The ministry claims that currently only around 7% of rental properties are advertised as suitable for pets, meaning many people struggle to find a home suitable for themselves and their animals. Compare this to around 50% of the UK population actually owning a pet and it is easy to see the disparity.
The statement states “But the government’s model tenancy contracts for renters, which can be used as the basis of lease agreements made with tenants, will now be revised to remove restrictions on well behaved pets – to ensure more landlords are catering for responsible pet owners wherever possible”.
“The government is clear there should be a balance with responsible pet owners not being penalised and landlords being more flexible in their approach, and it is right that landlords’ properties should be protected from damage by badly behaved pets” it continues.
But it says total bans on renters with pets should only be implemented where there is good reason, such as in smaller properties or flats where owning a pet could be impractical.
Housing Secretary Jenrick adds: “Pets bring a huge amount of joy and comfort to people’s lives, helping their owner’s through difficult times and improving their mental and physical wellbeing.

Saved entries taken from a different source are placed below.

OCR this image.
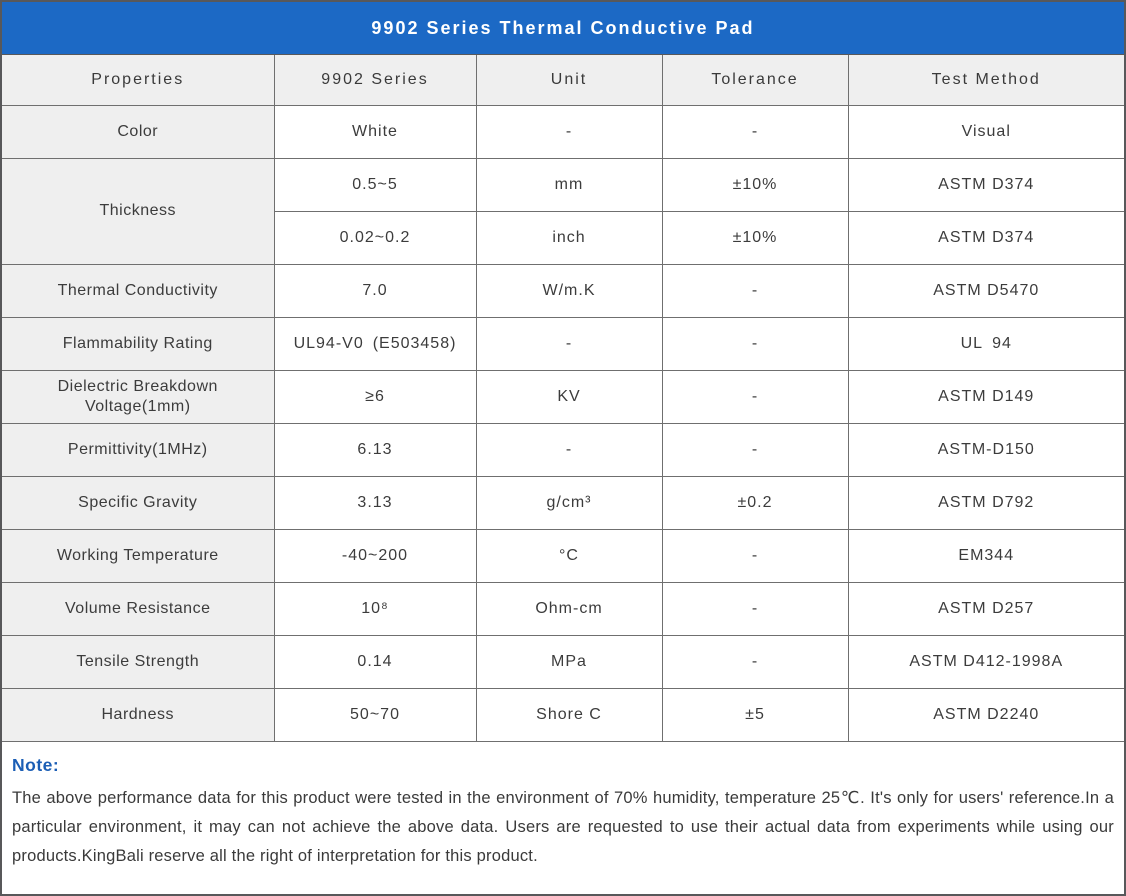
9902 Series Thermal Conductive Pad
Properties	9902 Series	Unit	Tolerance	Test Method
Color	White	-	-	Visual
Thickness	0.5~5	mm	±10%	ASTM D374
	0.02~0.2	inch	±10%	ASTM D374
Thermal Conductivity	7.0	W/m.K	-	ASTM D5470
Flammability Rating	UL94-V0 (E503458)	-	-	UL 94
Dielectric Breakdown Voltage(1mm)	≥6	KV	-	ASTM D149
Permittivity(1MHz)	6.13	-	-	ASTM-D150
Specific Gravity	3.13	g/cm³	±0.2	ASTM D792
Working Temperature	-40~200	°C	-	EM344
Volume Resistance	10⁸	Ohm-cm	-	ASTM D257
Tensile Strength	0.14	MPa	-	ASTM D412-1998A
Hardness	50~70	Shore C	±5	ASTM D2240
Note:
The above performance data for this product were tested in the environment of 70% humidity, temperature 25℃. It's only for users' reference.In a particular environment, it may can not achieve the above data. Users are requested to use their actual data from experiments while using our products.KingBali reserve all the right of interpretation for this product.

So, it’s a shame that thousands of animal-loving tenants and their children can’t experience this because they rent their homes instead of owning property.
“So, I’m overhauling our model tenancy contract to encourage more landlords to consider opening their doors to responsible pet owners. And we will be listening to tenants and landlords to see what more we can do to tackle this issue in a way that is fair to both.
“This is part of this new government’s mission to improve life for tenants, recognising that more are renting and for longer in life. We’ve already taken action, banning unfair letting fees and capping tenancy deposits, saving tenants across England at least £240 million a year, and I will continue to take more steps to secure a better deal for renters up and down the country.”